UPDATE: Now Krugman tries to spin his way out from the latter quote, writing:

"Guys, read it again. It wasn’t a piece of policy advocacy, it was just economic analysis. What I said was that the only way the Fed could get traction would be if it could inflate a housing bubble. And that’s just what happened."


That excuse is simply not plausible. Is Krugman saying that he, a man renowned for advocating Keynesian recession-fighting policies, saying that he opposed a policy he thought was needed to fight a recession? Give me a break.


While he may not have formally written "I advocate it", he didn't in any way suggest that it would be undesirable, and given his known preference of advocating policies that reduces the severity of recession in the short-term, he can't argue that he didn't advocate a policy that would do so by saying it would do so, unless he specifically argued against it.

NotApplicable's picture


Why oh why do people bother rebutting sophists? Is everyone really this stupid?

Krugman's name should elicit nothing but laughter when mentioned, but no, people are too dumb to do that, instead choosing to engage his ideas, which only gives them credibility (regardless if they're "destroyed" by logic).

Never wrestle with pigs! NEVER!!!!

I wonder, would Mr. Karlsson refute Hulk Hogan's economic rants? Of course not. Yet, IMO, Krugman is a far bigger clown than Hogan, yet Karlsson 's not smart enough to dismiss him as a charlatan and be done with the subject.

Anyone who engages him only further empowers him. Why? Because he's not practicing economics, but sophistry. His audience will not bother to read any rebuttals that discredit him, as they could've already done that with their own reading, had they cared.

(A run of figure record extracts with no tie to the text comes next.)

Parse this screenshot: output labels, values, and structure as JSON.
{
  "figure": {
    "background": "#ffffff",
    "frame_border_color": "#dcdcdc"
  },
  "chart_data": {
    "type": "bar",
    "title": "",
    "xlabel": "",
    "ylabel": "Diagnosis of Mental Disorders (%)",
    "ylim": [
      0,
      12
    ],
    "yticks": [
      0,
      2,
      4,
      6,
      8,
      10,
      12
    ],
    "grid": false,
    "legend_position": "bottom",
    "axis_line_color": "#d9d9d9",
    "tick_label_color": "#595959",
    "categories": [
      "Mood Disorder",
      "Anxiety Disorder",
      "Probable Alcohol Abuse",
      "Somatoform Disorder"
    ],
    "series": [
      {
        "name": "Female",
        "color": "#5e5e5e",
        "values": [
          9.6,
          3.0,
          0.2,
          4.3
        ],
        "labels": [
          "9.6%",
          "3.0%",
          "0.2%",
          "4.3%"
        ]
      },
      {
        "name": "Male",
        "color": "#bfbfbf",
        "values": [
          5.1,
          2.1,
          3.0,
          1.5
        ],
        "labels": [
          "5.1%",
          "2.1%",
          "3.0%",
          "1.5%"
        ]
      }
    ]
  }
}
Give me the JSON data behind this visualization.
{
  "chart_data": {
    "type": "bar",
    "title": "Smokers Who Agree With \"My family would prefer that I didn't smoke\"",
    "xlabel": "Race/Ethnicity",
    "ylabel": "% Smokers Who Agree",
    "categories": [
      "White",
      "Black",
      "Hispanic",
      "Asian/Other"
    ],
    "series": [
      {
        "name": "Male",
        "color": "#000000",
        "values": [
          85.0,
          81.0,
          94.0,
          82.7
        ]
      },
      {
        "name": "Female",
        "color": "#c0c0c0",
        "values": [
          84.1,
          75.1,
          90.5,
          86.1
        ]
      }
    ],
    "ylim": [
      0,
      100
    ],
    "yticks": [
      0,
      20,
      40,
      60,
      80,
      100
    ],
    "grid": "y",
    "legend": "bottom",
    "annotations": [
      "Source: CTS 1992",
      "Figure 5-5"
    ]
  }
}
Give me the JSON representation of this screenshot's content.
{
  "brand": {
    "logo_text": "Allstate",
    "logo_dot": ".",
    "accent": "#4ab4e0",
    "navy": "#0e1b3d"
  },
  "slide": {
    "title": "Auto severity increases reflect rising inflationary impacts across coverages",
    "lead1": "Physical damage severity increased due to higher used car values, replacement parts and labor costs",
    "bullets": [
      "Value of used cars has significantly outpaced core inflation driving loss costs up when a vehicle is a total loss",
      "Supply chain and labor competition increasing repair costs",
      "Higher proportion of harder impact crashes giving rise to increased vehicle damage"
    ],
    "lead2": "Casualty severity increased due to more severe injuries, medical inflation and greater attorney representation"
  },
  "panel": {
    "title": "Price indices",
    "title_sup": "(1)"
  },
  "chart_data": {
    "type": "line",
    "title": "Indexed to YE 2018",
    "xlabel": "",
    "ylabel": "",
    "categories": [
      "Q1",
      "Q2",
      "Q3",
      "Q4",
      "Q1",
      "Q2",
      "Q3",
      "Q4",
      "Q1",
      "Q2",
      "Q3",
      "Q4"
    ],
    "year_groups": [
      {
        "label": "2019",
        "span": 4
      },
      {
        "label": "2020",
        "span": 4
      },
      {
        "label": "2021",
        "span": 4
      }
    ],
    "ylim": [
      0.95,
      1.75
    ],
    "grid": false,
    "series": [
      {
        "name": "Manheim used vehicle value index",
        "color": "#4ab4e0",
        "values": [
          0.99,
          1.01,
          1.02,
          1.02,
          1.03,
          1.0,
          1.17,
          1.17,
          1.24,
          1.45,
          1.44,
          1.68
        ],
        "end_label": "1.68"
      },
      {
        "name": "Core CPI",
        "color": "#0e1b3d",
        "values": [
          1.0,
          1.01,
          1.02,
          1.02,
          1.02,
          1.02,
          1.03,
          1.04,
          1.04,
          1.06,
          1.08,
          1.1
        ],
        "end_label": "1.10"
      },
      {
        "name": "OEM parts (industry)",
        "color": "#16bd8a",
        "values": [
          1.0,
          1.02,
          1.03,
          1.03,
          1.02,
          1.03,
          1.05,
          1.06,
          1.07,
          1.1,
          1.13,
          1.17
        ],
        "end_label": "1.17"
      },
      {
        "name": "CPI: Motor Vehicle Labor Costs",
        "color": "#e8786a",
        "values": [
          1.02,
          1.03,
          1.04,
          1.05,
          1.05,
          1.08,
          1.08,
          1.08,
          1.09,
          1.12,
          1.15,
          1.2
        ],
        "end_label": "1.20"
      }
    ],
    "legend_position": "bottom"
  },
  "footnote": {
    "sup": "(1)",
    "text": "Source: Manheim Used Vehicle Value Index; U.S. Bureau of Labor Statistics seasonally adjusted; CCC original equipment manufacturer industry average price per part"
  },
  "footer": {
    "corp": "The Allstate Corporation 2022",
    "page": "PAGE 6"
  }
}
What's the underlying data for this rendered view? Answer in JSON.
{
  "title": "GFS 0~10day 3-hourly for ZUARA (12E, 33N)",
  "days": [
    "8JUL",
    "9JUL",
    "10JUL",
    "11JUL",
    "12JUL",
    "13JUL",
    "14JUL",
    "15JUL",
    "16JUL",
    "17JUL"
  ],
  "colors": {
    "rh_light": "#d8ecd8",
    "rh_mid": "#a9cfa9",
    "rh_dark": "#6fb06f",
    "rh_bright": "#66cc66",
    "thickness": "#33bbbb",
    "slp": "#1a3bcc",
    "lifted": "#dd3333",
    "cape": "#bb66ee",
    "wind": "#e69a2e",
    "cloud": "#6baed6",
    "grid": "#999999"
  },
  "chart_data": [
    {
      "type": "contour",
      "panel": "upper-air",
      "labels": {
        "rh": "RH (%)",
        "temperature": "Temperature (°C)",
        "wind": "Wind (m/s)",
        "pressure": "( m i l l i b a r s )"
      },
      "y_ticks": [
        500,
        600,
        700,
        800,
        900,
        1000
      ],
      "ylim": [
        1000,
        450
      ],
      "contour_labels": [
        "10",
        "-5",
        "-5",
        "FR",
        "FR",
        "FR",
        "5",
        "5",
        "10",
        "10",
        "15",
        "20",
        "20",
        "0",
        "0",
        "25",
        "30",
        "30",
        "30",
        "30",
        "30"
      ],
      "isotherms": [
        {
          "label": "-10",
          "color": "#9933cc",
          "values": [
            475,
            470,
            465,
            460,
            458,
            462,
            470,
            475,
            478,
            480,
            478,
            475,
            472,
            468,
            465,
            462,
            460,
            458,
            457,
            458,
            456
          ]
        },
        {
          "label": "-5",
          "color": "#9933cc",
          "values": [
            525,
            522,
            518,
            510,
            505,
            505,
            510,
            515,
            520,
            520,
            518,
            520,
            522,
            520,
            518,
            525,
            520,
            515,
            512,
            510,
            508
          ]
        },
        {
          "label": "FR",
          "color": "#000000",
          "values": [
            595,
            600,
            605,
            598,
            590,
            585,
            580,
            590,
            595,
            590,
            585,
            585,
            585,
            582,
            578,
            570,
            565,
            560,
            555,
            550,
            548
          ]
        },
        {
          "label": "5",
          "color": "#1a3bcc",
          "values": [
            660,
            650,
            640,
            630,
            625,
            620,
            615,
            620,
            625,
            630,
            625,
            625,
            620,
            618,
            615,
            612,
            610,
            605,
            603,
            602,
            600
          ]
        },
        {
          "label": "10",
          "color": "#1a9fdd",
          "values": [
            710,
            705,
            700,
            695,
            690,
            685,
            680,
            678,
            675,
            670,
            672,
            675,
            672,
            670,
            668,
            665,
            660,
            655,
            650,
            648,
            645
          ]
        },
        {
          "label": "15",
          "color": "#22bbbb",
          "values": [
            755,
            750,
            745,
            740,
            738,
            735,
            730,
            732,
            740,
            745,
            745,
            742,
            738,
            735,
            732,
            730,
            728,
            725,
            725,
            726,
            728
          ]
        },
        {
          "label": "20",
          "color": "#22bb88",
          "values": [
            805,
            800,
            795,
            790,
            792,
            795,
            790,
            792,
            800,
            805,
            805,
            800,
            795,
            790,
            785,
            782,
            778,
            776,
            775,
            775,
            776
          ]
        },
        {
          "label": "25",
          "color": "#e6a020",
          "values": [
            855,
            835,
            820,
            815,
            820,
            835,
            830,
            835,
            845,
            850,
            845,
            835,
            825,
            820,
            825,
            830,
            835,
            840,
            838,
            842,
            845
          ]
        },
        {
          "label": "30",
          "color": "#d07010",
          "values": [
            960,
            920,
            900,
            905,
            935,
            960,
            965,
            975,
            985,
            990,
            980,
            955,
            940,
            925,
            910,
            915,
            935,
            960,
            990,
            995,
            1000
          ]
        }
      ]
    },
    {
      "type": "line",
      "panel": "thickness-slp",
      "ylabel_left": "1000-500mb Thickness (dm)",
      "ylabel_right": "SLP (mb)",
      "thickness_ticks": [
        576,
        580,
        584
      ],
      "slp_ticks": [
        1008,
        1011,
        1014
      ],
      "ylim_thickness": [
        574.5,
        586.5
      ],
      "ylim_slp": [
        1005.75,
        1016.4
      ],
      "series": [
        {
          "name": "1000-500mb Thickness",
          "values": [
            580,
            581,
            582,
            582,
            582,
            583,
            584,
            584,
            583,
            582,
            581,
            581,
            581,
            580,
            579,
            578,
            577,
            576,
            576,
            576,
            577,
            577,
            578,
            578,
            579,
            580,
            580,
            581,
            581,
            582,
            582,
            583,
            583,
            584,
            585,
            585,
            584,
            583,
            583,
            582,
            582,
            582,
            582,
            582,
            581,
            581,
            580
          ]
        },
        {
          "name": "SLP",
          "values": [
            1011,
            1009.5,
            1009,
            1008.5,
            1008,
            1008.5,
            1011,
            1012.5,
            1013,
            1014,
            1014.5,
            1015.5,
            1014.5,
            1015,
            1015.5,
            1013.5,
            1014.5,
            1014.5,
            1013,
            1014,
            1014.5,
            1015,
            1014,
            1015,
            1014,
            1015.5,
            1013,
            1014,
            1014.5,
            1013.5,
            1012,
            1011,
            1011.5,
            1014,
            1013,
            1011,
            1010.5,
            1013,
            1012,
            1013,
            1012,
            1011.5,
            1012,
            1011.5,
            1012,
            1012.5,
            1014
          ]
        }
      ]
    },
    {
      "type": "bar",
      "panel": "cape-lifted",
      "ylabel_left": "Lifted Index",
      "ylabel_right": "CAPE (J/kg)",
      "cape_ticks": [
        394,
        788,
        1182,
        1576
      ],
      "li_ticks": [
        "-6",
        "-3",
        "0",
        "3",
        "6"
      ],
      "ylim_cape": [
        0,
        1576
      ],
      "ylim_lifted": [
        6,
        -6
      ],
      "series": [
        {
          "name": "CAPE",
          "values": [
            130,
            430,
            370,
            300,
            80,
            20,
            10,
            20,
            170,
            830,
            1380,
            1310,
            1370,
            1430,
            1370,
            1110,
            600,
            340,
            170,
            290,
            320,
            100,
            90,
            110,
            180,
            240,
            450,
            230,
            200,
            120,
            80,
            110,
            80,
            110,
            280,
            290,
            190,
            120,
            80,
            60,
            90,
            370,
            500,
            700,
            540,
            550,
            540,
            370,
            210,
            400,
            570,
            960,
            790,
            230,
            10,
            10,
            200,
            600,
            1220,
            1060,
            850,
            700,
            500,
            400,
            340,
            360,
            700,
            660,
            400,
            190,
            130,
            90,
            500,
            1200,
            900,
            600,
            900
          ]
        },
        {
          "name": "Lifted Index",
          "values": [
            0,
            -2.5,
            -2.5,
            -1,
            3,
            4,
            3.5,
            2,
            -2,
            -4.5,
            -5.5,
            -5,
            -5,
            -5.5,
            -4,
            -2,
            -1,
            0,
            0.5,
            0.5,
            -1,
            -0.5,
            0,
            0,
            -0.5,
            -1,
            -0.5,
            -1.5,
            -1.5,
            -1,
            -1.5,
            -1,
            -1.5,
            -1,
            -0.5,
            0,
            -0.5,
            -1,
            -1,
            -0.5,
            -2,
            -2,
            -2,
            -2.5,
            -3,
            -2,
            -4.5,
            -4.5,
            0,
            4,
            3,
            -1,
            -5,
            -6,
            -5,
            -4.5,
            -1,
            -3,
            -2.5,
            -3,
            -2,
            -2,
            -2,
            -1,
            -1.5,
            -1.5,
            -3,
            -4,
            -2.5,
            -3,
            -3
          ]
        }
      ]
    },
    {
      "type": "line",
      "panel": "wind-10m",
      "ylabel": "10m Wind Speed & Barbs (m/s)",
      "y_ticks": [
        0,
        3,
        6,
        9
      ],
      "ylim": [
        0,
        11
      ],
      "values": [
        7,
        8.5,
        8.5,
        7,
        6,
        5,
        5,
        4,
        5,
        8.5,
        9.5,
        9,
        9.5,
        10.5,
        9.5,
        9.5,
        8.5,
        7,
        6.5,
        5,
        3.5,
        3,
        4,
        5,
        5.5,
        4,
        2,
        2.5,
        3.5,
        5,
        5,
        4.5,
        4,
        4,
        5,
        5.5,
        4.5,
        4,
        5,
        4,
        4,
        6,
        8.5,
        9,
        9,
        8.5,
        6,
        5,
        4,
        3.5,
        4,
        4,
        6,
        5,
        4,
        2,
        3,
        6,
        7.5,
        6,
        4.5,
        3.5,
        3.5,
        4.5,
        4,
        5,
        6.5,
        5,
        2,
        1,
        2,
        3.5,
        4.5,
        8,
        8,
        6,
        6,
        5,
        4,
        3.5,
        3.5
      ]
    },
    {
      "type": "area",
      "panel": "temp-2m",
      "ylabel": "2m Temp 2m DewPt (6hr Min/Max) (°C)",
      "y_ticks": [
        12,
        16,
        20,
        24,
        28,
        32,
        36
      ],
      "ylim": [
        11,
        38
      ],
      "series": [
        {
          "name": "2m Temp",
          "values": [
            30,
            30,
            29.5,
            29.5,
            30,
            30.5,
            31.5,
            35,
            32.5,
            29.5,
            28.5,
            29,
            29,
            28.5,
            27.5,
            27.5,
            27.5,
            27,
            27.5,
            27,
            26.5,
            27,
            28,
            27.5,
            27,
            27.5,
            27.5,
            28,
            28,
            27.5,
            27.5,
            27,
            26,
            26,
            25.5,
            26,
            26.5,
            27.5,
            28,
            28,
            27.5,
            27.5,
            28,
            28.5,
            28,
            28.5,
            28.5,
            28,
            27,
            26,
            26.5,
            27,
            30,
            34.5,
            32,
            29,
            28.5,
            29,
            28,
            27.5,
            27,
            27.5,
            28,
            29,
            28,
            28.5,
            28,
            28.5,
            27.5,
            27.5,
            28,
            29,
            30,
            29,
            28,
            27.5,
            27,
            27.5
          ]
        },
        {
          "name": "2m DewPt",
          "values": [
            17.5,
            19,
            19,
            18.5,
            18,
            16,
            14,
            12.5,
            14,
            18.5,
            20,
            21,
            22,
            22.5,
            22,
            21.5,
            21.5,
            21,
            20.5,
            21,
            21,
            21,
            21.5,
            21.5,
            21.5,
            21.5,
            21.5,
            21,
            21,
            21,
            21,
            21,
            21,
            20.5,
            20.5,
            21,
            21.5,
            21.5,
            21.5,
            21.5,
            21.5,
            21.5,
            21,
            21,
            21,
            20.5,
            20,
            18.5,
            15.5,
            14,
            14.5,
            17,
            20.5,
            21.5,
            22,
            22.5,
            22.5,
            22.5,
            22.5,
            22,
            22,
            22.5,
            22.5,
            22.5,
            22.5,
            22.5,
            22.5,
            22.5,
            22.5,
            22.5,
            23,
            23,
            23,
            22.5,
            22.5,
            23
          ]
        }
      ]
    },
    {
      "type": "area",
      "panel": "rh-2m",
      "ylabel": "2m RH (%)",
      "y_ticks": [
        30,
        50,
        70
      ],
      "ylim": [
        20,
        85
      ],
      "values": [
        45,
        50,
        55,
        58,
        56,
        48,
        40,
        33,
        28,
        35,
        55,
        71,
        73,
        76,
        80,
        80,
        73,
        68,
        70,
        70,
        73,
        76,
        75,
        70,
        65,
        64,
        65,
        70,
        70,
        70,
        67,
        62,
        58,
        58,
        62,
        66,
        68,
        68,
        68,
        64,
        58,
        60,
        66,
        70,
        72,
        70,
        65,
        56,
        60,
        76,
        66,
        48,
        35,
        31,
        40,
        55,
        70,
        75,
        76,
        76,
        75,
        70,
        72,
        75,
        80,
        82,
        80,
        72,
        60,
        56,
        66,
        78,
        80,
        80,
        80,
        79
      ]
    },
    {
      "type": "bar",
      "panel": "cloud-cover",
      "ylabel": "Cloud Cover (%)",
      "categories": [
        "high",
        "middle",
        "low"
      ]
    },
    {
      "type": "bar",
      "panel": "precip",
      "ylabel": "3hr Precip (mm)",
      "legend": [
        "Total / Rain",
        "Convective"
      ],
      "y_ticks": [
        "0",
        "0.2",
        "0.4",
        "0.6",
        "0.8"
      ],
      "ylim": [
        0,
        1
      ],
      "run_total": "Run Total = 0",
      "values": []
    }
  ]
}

I swear, some days I feel like I'm the only one paying attention.

New_Meat's picture


"Why oh why do people bother rebutting sophists? Is everyone really this stupid?"

well, how would you answer that question?  I'd even challenge the assembled multitude to answer the question:

"what is a sophist?"

I'm now going to pop the popcorn and will return to be entirely entertained!


- Ned

Orly's picture

Sophists are a bunch of naked guys waxing poetic.


Dr. Sandi's picture

Now if they were just a bunch of naked guys hot waxing poetic, then you'd have a show!

Economics Brazilian style.

New_Meat's picture

however, you, sir, have established your credentials as a learned poster.

q99x2's picture

Krugman looks like he had his teeth pulled for better action.

bjfish's picture

Joe is a sell-out and PK is quite simply a partisan hack and a liberal fruitcake. 

Our society is economically illiterate.

So, what's new?

the grateful unemployed's picture

"liberal fruitcake"?? someone needs to read the big book of cliches for some new ideas

Diamond Jim's picture

what an idiot....we might as well add to the list of blame for everything as follows: George Bush, climate change, aliens and Jews. What is wrong with you ? Your hate and several others found on this website is unconscionable. It oozes from you and needs to be dealt with...either by cyanide or a therapist.